Long-Term Stackoverflow Reader; first time, so hope you will be gentle :)
I have a form on a page consisting of 50 fields of various types (flags / text / decimal / date, etc.). Values are pulled from about 8 tables through a single query like this:
SELECT * FROM p
LEFT JOIN pd on p.id=pd.id
LEFT JOIN pc on p.id=pc.id
LEFT JOIN pie on p.id=pie.id
etc.
WHERE p.id = xxx
I started the day thinking that I was just using a simple POST in the form, I would write a bunch of validation and update questions (overriding every existing value with what is in the form), and do it, but I'm asking for my judgment here.
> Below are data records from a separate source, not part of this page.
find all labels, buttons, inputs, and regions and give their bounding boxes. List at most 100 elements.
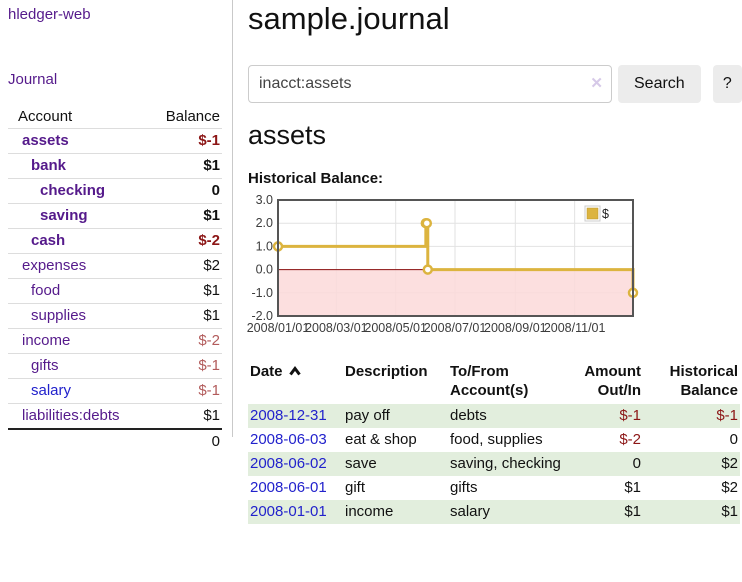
- account-balance: $-2: [143, 229, 222, 254]
- historical-balance-chart: $3.02.01.00.0-1.0-2.02008/01/012008/03/0…: [248, 198, 648, 344]
- register-date-cell: 2008-12-31: [248, 404, 343, 428]
- register-header-balance: Historical Balance: [643, 360, 740, 404]
- sort-ascending-icon: [288, 365, 302, 377]
- account-balance: $1: [143, 279, 222, 304]
- register-balance-cell: $1: [643, 500, 740, 524]
- date-link[interactable]: 2008-12-31: [250, 407, 327, 424]
- accounts-total-row: 0: [8, 429, 222, 454]
- account-link[interactable]: food: [31, 282, 60, 299]
- svg-text:2008/07/01: 2008/07/01: [424, 321, 487, 335]
- svg-text:2008/09/01: 2008/09/01: [484, 321, 547, 335]
- register-header-description: Description: [343, 360, 448, 404]
- account-row: salary $-1: [8, 379, 222, 404]
- register-table: Date Description To/From Account(s) Amou…: [248, 360, 740, 524]
- account-link[interactable]: liabilities:debts: [22, 407, 120, 424]
- account-balance: 0: [143, 179, 222, 204]
- account-link[interactable]: gifts: [31, 357, 59, 374]
- account-balance: $-1: [143, 379, 222, 404]
- app-title-link[interactable]: hledger-web: [8, 6, 91, 23]
- svg-text:0.0: 0.0: [256, 263, 273, 277]
- accounts-header-row: Account Balance: [8, 105, 222, 129]
- account-link[interactable]: checking: [40, 182, 105, 199]
- register-amount-cell: $1: [573, 500, 643, 524]
- register-row[interactable]: 2008-06-02savesaving, checking0$2: [248, 452, 740, 476]
- search-input[interactable]: [248, 65, 612, 103]
- register-balance-cell: $2: [643, 452, 740, 476]
- accounts-header-balance: Balance: [143, 105, 222, 129]
- account-balance: $-1: [143, 354, 222, 379]
- hledger-web-page: hledger-web Journal Account Balance asse…: [0, 0, 742, 582]
- account-balance: $1: [143, 304, 222, 329]
- register-balance-cell: $-1: [643, 404, 740, 428]
- register-description-cell: pay off: [343, 404, 448, 428]
- register-date-cell: 2008-06-02: [248, 452, 343, 476]
- register-row[interactable]: 2008-06-03eat & shopfood, supplies$-20: [248, 428, 740, 452]
- search-button[interactable]: Search: [618, 65, 701, 103]
- date-link[interactable]: 2008-06-03: [250, 431, 327, 448]
- svg-text:2.0: 2.0: [256, 216, 273, 230]
- account-balance: $1: [143, 154, 222, 179]
- account-row: income$-2: [8, 329, 222, 354]
- account-link[interactable]: assets: [22, 132, 69, 149]
- register-header-row: Date Description To/From Account(s) Amou…: [248, 360, 740, 404]
- account-link[interactable]: income: [22, 332, 70, 349]
- account-link[interactable]: expenses: [22, 257, 86, 274]
- register-balance-cell: 0: [643, 428, 740, 452]
- account-balance: $1: [143, 404, 222, 430]
- sidebar: hledger-web Journal Account Balance asse…: [0, 0, 233, 437]
- account-link[interactable]: supplies: [31, 307, 86, 324]
- account-row: food $1: [8, 279, 222, 304]
- register-row[interactable]: 2008-12-31pay offdebts$-1$-1: [248, 404, 740, 428]
- account-row: gifts $-1: [8, 354, 222, 379]
- register-amount-cell: $-1: [573, 404, 643, 428]
- page-title: sample.journal: [248, 0, 742, 38]
- register-date-cell: 2008-01-01: [248, 500, 343, 524]
- register-description-cell: eat & shop: [343, 428, 448, 452]
- register-row[interactable]: 2008-06-01 giftgifts$1$2: [248, 476, 740, 500]
- sidebar-item-journal[interactable]: Journal: [8, 71, 57, 88]
- account-balance: $2: [143, 254, 222, 279]
- account-row: assets$-1: [8, 129, 222, 154]
- svg-text:2008/05/01: 2008/05/01: [364, 321, 427, 335]
- account-row: expenses $2: [8, 254, 222, 279]
- date-link[interactable]: 2008-01-01: [250, 503, 327, 520]
- date-link[interactable]: 2008-06-01: [250, 479, 327, 496]
- account-link[interactable]: salary: [31, 382, 71, 399]
- register-description-cell: income: [343, 500, 448, 524]
- search-input-wrap: ✕: [248, 65, 612, 103]
- account-row: checking 0: [8, 179, 222, 204]
- register-header-date[interactable]: Date: [248, 360, 343, 404]
- register-amount-cell: $1: [573, 476, 643, 500]
- clear-search-icon[interactable]: ✕: [590, 74, 603, 94]
- svg-text:2008/03/01: 2008/03/01: [305, 321, 368, 335]
- svg-text:2008/11/01: 2008/11/01: [544, 321, 606, 335]
- svg-text:2008/01/01: 2008/01/01: [247, 321, 310, 335]
- help-button[interactable]: ?: [713, 65, 742, 103]
- account-row: cash $-2: [8, 229, 222, 254]
- account-row: saving $1: [8, 204, 222, 229]
- register-balance-cell: $2: [643, 476, 740, 500]
- svg-text:$: $: [602, 207, 609, 221]
- register-row[interactable]: 2008-01-01incomesalary$1$1: [248, 500, 740, 524]
- account-balance: $1: [143, 204, 222, 229]
- register-accounts-cell: saving, checking: [448, 452, 573, 476]
- accounts-table: Account Balance assets$-1bank$1checking0…: [8, 105, 222, 454]
- register-description-cell: gift: [343, 476, 448, 500]
- register-body: 2008-12-31pay offdebts$-1$-12008-06-03ea…: [248, 404, 740, 524]
- register-description-cell: save: [343, 452, 448, 476]
- account-link[interactable]: cash: [31, 232, 65, 249]
- date-link[interactable]: 2008-06-02: [250, 455, 327, 472]
- register-header-accounts: To/From Account(s): [448, 360, 573, 404]
- balance-chart: $3.02.01.00.0-1.0-2.02008/01/012008/03/0…: [248, 198, 648, 344]
- register-amount-cell: $-2: [573, 428, 643, 452]
- account-link[interactable]: bank: [31, 157, 66, 174]
- register-date-cell: 2008-06-01: [248, 476, 343, 500]
- register-date-cell: 2008-06-03: [248, 428, 343, 452]
- account-row: liabilities:debts $1: [8, 404, 222, 430]
- sidebar-accounts-body: assets$-1bank$1checking0saving$1cash$-2e…: [8, 129, 222, 430]
- account-row: bank $1: [8, 154, 222, 179]
- account-link[interactable]: saving: [40, 207, 88, 224]
- register-accounts-cell: debts: [448, 404, 573, 428]
- main-content: sample.journal ✕ Search ? assets Histori…: [248, 0, 742, 582]
- register-accounts-cell: gifts: [448, 476, 573, 500]
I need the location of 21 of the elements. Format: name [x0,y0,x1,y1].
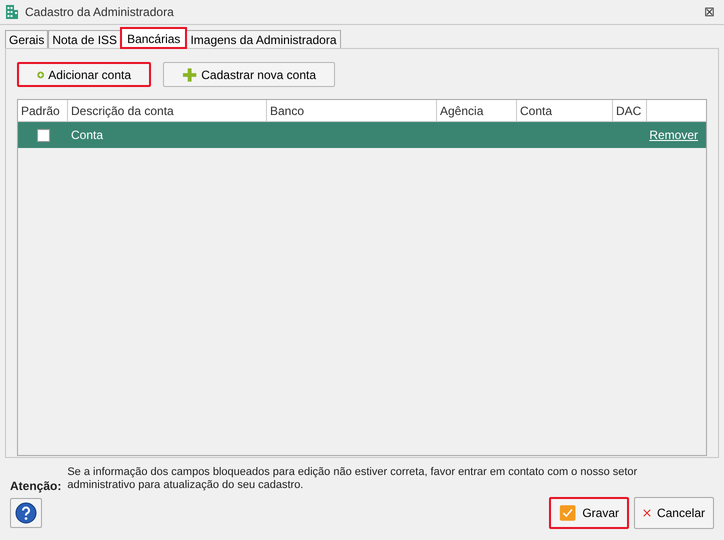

In particular, it feels wrong, overriding the existing value if it hasn't changed, and I'm a little worried about what happens if the db update doesn't go halfway (thinking about handling this with transactions). I like it on smaller forms, but if the staff changed only 1 or 2 fields, it looks like a lot has been written for nothing. Then my next thought was to make it AJAX field-based. Changing any field transfers the change and saves it. Feels like this can make more sense, even if I would rather avoid js, if I could. The third option, of course, is to turn it into several forms with several submit buttons, say, one per tab (the form is already divided into tabs), and the drawback is when you reload the page more often,since she needs to send more (although here, too, of course, AJAX).